¿Qué es lo que la ciencia no puede decirnos?

La ciencia es una de las herramientas más poderosas que la humanidad ha desarrollado. Sin embargo, tiene límites reales, no debido a las limitaciones tecnológicas actuales, sino a la naturaleza misma de lo que la ciencia pretende medir. Comprender esos límites es esencial para una investigación honesta.

Lo que la ciencia hace de forma brillante

La ciencia mide lo que es observable, repetible y cuantificable. Nos ha dado antibióticos, la teoría de la gravedad, la mecánica cuántica y la neurociencia de las emociones. Cuando queremos saber cómo El funcionamiento de los sistemas físicos —cómo el cerebro procesa el dolor, cómo mueren las células, cómo viaja la luz por el espacio— la ciencia no tiene rival.

En el estudio de la muerte, la ciencia ha aportado descubrimientos extraordinarios: la biología de la muerte celular, la neurociencia de las experiencias cercanas a la muerte, la psicología del duelo, la química del miedo. Quien explore seriamente estas cuestiones debería familiarizarse plenamente con esta evidencia. La ciencia no es enemiga de la investigación honesta, sino una de sus aliadas más importantes.

El difícil problema de la conciencia

Pero existe una pregunta para la que la ciencia no fue diseñada, y los científicos más honestos lo reconocen. El filósofo David Chalmers la denominó “el difícil problema de la conciencia”: ¿por qué los procesos físicos del cerebro dan lugar a la experiencia subjetiva?

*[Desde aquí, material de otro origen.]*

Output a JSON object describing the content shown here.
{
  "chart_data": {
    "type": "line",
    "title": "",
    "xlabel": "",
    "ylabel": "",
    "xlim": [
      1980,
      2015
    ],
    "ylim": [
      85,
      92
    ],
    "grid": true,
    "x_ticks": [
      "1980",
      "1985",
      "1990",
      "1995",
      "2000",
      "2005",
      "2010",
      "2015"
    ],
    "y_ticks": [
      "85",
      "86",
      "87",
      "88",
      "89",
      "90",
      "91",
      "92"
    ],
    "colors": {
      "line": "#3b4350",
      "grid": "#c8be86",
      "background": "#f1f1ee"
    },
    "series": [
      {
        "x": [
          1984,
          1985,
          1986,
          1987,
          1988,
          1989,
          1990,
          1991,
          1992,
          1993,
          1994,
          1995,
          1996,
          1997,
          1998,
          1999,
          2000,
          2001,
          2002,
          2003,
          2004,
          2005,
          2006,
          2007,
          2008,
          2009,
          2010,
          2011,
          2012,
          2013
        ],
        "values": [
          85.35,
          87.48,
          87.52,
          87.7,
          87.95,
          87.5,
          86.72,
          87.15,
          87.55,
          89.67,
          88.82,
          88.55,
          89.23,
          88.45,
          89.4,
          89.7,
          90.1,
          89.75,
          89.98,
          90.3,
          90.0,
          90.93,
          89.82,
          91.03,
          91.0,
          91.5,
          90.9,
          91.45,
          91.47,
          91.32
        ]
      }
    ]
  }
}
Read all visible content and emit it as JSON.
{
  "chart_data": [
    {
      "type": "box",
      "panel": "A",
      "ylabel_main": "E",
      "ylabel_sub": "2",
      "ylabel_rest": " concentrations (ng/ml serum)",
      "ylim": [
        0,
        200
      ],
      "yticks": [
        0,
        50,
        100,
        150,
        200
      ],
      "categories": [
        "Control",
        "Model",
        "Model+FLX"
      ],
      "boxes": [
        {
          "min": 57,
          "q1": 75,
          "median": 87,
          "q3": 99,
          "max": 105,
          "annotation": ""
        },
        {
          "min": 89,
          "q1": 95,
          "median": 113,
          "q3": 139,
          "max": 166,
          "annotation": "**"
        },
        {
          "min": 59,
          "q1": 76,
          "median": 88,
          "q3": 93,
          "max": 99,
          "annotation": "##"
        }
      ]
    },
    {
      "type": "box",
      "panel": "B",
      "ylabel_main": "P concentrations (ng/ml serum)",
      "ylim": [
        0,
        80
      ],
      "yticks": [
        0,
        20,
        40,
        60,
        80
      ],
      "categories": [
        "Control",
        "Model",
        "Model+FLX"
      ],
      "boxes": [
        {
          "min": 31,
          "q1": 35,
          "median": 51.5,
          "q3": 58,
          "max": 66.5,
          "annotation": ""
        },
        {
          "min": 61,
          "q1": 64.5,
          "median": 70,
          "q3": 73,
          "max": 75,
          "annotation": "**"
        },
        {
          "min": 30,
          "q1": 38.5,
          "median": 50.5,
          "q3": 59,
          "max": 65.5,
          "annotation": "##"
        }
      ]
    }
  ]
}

Podemos describir con extraordinario detalle lo que sucede en el cerebro cuando una persona ve el color rojo: qué neuronas se activan, qué regiones se activan, cómo se propagan las señales eléctricas. Lo que no podemos explicar es por qué este proceso físico va acompañado de la sensación subjetiva. experiencia del enrojecimiento. ¿Por qué hay algo que se siente al ver el color rojo, en lugar de ser simplemente un proceso mecánico automático?

Esto no es una brecha en nuestra tecnología. Es un límite conceptual. El método científico mide el mundo objetivo, en tercera persona. Pero la conciencia es irreductiblemente en primera persona: es la experiencia de ser Alguien, desde dentro. Ninguna observación en tercera persona logra capturar por completo la experiencia en primera persona.

Preguntas que la ciencia no puede hacer

Más allá de la consciencia, existen categorías de preguntas que la ciencia es estructuralmente incapaz de abordar:

  • Significado y valor: La ciencia puede decirnos qué causa el florecimiento humano, pero no si el florecimiento es posible. asuntos. El "deber ser" no puede derivarse del "ser". La falacia naturalista (observación de David Hume) sigue sin resolverse.
  • El origen del universoLa física puede describir con extraordinaria precisión lo que ocurrió después del Big Bang. Lo que no puede explicar es por qué existe algo en lugar de nada; por qué existen las leyes físicas en lugar de que no existan.
  • Preguntas sobre la causa primera¿Qué estableció las condiciones iniciales del universo? Si la causalidad física lo explica todo, ¿cuál fue la causa primera?
  • Realidad moral¿Es objetivamente cierto que torturar a personas inocentes está mal? La ciencia puede describir por qué los humanos tienden a rechazar el sufrimiento, pero no puede establecer que evitarlo sea objetivamente obligatorio.

Cientificismo vs. Ciencia

Existe una distinción importante entre la ciencia —un método poderoso para comprender el mundo físico— y el cientificismo, la afirmación filosófica de que la ciencia es la única fuente válida de conocimiento. El cientificismo no es en sí mismo una afirmación científica; es una afirmación filosófica. Y es una afirmación que la mayoría de los filósofos de la ciencia rechazan.

El físico y filósofo Ian Barbour lo expresó así: la ciencia es la mejor herramienta que tenemos para responder a ciertos tipos de preguntas, pero existen categorías enteras de preguntas para las que no fue creada. Reconocer esto no es renunciar a la razón, sino una expresión de honestidad intelectual.

Saber dónde termina la ciencia es tan importante como saber dónde empieza.